Every year Farmfair’s ambassador team embarks on an outbound mission to a trade show in another country. This year it was to the Sydney Royal Easter Show in Australia. This outreach is at least partially responsible for Australia’s strong representation at Farmfair this year, said Felkar.
“Our Australian numbers are probably double,” she said. “During our outbound mission we toured various farms, especially the ones that purchased Canadian genetics, and saw what impacts those genetics are having on their farms. The relationship side of our program is so important.”
Connecting buyers and sellers
Interested delegates are “qualified” through ambassadors based on a number of factors.

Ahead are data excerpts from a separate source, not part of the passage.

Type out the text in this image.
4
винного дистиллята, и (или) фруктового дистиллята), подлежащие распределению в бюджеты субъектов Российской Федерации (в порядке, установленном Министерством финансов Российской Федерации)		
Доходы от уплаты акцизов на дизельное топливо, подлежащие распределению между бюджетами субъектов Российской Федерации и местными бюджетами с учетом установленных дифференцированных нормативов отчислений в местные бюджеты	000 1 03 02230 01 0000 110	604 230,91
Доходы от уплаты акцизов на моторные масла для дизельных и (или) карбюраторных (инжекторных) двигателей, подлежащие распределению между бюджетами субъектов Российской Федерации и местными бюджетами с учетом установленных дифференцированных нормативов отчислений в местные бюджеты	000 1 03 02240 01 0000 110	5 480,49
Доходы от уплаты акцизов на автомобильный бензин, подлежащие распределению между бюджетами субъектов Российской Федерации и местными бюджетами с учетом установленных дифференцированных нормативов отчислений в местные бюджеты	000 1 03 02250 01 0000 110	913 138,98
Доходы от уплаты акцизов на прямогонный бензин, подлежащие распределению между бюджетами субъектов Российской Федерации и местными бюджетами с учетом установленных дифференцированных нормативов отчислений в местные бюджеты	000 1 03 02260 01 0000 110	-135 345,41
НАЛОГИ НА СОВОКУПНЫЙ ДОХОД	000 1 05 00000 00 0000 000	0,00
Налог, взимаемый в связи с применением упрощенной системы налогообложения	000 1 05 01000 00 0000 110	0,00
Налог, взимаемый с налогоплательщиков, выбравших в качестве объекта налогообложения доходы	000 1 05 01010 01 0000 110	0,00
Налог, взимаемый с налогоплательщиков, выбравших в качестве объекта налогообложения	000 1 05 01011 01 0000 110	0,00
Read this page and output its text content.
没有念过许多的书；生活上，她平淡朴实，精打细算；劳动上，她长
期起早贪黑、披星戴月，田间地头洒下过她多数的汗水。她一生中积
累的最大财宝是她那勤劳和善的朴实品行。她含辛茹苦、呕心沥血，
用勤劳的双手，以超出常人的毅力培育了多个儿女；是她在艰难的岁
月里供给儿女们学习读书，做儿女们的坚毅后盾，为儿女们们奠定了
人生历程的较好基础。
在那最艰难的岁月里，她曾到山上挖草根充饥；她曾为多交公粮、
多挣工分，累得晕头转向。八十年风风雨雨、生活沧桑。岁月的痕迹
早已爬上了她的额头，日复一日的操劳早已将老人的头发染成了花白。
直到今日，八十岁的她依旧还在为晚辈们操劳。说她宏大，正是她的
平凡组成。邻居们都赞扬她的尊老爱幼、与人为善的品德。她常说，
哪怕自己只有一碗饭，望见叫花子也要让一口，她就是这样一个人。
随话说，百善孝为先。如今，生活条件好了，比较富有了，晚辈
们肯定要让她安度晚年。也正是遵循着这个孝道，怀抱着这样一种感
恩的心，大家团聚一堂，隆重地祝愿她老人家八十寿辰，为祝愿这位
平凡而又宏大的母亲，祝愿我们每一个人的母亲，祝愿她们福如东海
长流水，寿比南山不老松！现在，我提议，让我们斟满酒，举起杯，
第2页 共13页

“Sometimes it’s based on the number of head they have or why they want to come and be part of the inbound buyer program,” said Felkar.
Once the delegates are accepted, Northlands works with them to tailor their experience to their needs.
“It’s kind of a little like a concierge service,” she said. “If someone is looking to connect with a specific producer, we can do an introduction. If they’re looking for a certain livestock equipment product, we can help them find that information.
“We work with our network of stakeholders in the programs: government, exporters, genetics companies, and, of course, the producers. Between all of us we make sure they get what they need, meet their business objectives and have a great Canadian experience that makes them want to keep coming back.”
One new effort that has helped connect buyers and sellers is the Exhibitor catalogue. Introduced at last year’s show, the catalogue is both an online and physical publication that offers a sample of show exhibitors and what they have for sale.
“It works really well,” said Felkar. “International producers on site found it handy because they could use the catalogue to find the producers in the barn, whether they have a specific bull in their ad that they’re promoting or specific embryos for export. It’s good marketing and promotion for exhibitors who took part in it.”
Farmfair International has received some extra 1:1 funding this year from the Canadian Beef Breeds Council by way of the federal Growing Forward 2 AgriMarketing program.
Farmfair and similar shows are good investments for the beef industry, said Michael Latimer of Olds, executive director of the beef breeds council.
“They bring a lot of buyers into Canada and add quite a bit of value back to our Canadian genetics,” said Latimer, who has been attending Farmfair for nearly his entire life.
“From the standpoint of the Canadian Beef Breeds Council and a member of a family that exhibits cattle there, I think the Farmfair show is very, very important. We find the livestock exhibitions are still pretty critical to the success of the cattle industry, not only in Alberta but in Canada and internationally.
“This is despite the advances we’ve made in science. You can select genetics without having a show but the shows have been the best way to keep advancing those genetics.”